Jim Worcester said he didn’t bring a lot of furniture from his shop in Antrim, New Hampshire, but sold several paddles and decoys and was looking forward to a “be-back” customer, who was interested in his large table priced at $450. “We had a pretty good show at the beginning of the week, then it slowed down on Thursday but picked up over the weekend. It’s difficult to do a long show, particularly when many people are looking at items but don’t have the enthusiasm to purchase them. I would say there was no impulse buying in my booth at least.”
Deborah Heck of Washington, New York, said she was surprised at the number of people who were not interested in the country items but wanted to see her one little of tray of jewelry.

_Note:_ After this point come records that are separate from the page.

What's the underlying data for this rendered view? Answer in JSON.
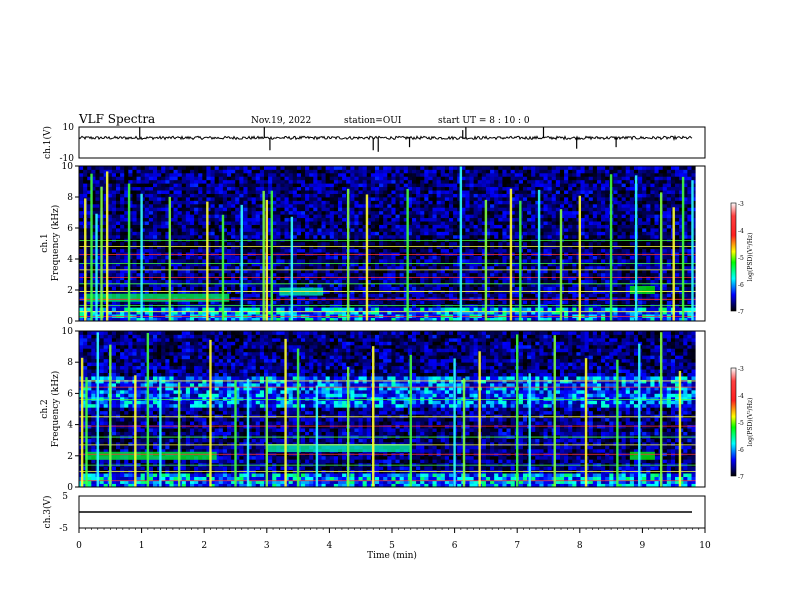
{
  "header": {
    "title": "VLF Spectra",
    "date": "Nov.19, 2022",
    "station": "station=OUI",
    "start": "start  UT =  8 : 10 : 0"
  },
  "chart_data": [
    {
      "type": "line",
      "name": "ch1-waveform",
      "ylabel": "ch.1(V)",
      "ylim": [
        -10,
        10
      ],
      "yticks": [
        "10",
        "-10"
      ],
      "xlim": [
        0,
        10
      ],
      "baseline": 3,
      "spikes": [
        {
          "t": 0.97,
          "v": 10
        },
        {
          "t": 2.96,
          "v": 10
        },
        {
          "t": 3.05,
          "v": -5
        },
        {
          "t": 4.7,
          "v": -5
        },
        {
          "t": 4.78,
          "v": -6
        },
        {
          "t": 5.28,
          "v": -3
        },
        {
          "t": 6.13,
          "v": 8
        },
        {
          "t": 6.18,
          "v": 10
        },
        {
          "t": 7.42,
          "v": 10
        },
        {
          "t": 7.95,
          "v": -4
        },
        {
          "t": 8.58,
          "v": -3
        }
      ]
    },
    {
      "type": "heatmap",
      "name": "ch1-spectrogram",
      "ylabel": "ch.1\nFrequency (kHz)",
      "yticks": [
        "0",
        "2",
        "4",
        "6",
        "8",
        "10"
      ],
      "ylim": [
        0,
        10
      ],
      "xlim": [
        0,
        9.85
      ],
      "colorbar": {
        "label": "log(PSD)(V²/Hz)",
        "ticks": [
          "-3",
          "-4",
          "-5",
          "-6",
          "-7"
        ],
        "range": [
          -7,
          -3
        ]
      },
      "horizontal_lines_khz": [
        0.3,
        0.6,
        1.0,
        1.4,
        1.9,
        2.4,
        2.8,
        3.3,
        3.7,
        4.3,
        4.8,
        5.2
      ],
      "bursts_min": [
        0.1,
        0.2,
        0.28,
        0.36,
        0.45,
        0.8,
        1.0,
        1.45,
        2.05,
        2.3,
        2.6,
        2.95,
        3.0,
        3.08,
        3.4,
        4.3,
        4.6,
        5.25,
        6.1,
        6.5,
        6.9,
        7.05,
        7.35,
        7.7,
        8.0,
        8.5,
        8.9,
        9.3,
        9.5,
        9.65,
        9.8
      ],
      "bands": [
        {
          "f_khz": 1.5,
          "t_start": 0.1,
          "t_end": 2.4,
          "level": -4.8
        },
        {
          "f_khz": 1.9,
          "t_start": 3.2,
          "t_end": 3.9,
          "level": -5.0
        },
        {
          "f_khz": 2.0,
          "t_start": 8.8,
          "t_end": 9.2,
          "level": -4.6
        }
      ]
    },
    {
      "type": "heatmap",
      "name": "ch2-spectrogram",
      "ylabel": "ch.2\nFrequency (kHz)",
      "yticks": [
        "0",
        "2",
        "4",
        "6",
        "8",
        "10"
      ],
      "ylim": [
        0,
        10
      ],
      "xlim": [
        0,
        9.85
      ],
      "colorbar": {
        "label": "log(PSD)(V²/Hz)",
        "ticks": [
          "-3",
          "-4",
          "-5",
          "-6",
          "-7"
        ],
        "range": [
          -7,
          -3
        ]
      },
      "horizontal_lines_khz": [
        0.4,
        1.0,
        1.4,
        2.1,
        2.7,
        3.2,
        3.9,
        4.5,
        5.6,
        6.4,
        6.8
      ],
      "bursts_min": [
        0.05,
        0.12,
        0.3,
        0.5,
        0.9,
        1.1,
        1.3,
        1.6,
        2.1,
        2.5,
        2.7,
        3.0,
        3.3,
        3.5,
        3.8,
        4.3,
        4.7,
        5.3,
        6.0,
        6.15,
        6.4,
        7.0,
        7.2,
        7.6,
        8.1,
        8.6,
        8.95,
        9.3,
        9.6
      ],
      "bands": [
        {
          "f_khz": 2.0,
          "t_start": 0.1,
          "t_end": 2.2,
          "level": -4.7
        },
        {
          "f_khz": 2.5,
          "t_start": 3.0,
          "t_end": 5.3,
          "level": -5.0
        },
        {
          "f_khz": 2.0,
          "t_start": 8.8,
          "t_end": 9.2,
          "level": -4.6
        }
      ]
    },
    {
      "type": "line",
      "name": "ch3-waveform",
      "ylabel": "ch.3(V)",
      "ylim": [
        -5,
        5
      ],
      "yticks": [
        "5",
        "-5"
      ],
      "xlim": [
        0,
        10
      ],
      "xlabel": "Time (min)",
      "xticks": [
        "0",
        "1",
        "2",
        "3",
        "4",
        "5",
        "6",
        "7",
        "8",
        "9",
        "10"
      ],
      "constant_value": 0
    }
  ]
}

She replenished the tray several times, and we witnessed a gentleman who said, “I will take the whole tray.” Unfortunately, we never had an opportunity to see everything that was on display in that particular tray, but we did see Indian beads and several men’s tie clasps with fishing, hunting, or other related sports images.
Most dealers are anxious to see what is going to happen in 2014 when the Indian Lake show will be a weeklong event held September 16-21, and the Adirondack Museum Show in Blue Mountain Lake will be held on Saturday, September 20, and Sunday, September 21.
For more information, visit (www.adkantiques.com).
Jim Worcester of Antrim, New Hampshire, was proud of his Winchester sign priced at $400. He also had a British Columbia signed totem for $495, a wall box for $275, a plain paddle for $125, and a large one-drawer table for $450. Decoys included one by Fred Gardner for $65, a red-headed hen, probably made for Abercrombie and Fitch, for $175, and a large Monhegan eider decoy carved by Marty Collins in the Gus Wilson style for $1160. A paddle painted with a fish was $145; an Indian creel, $300; a storage box, $350; a silk trade cloth strap, $795; a small quill box, $350; and a weird wood box, $45.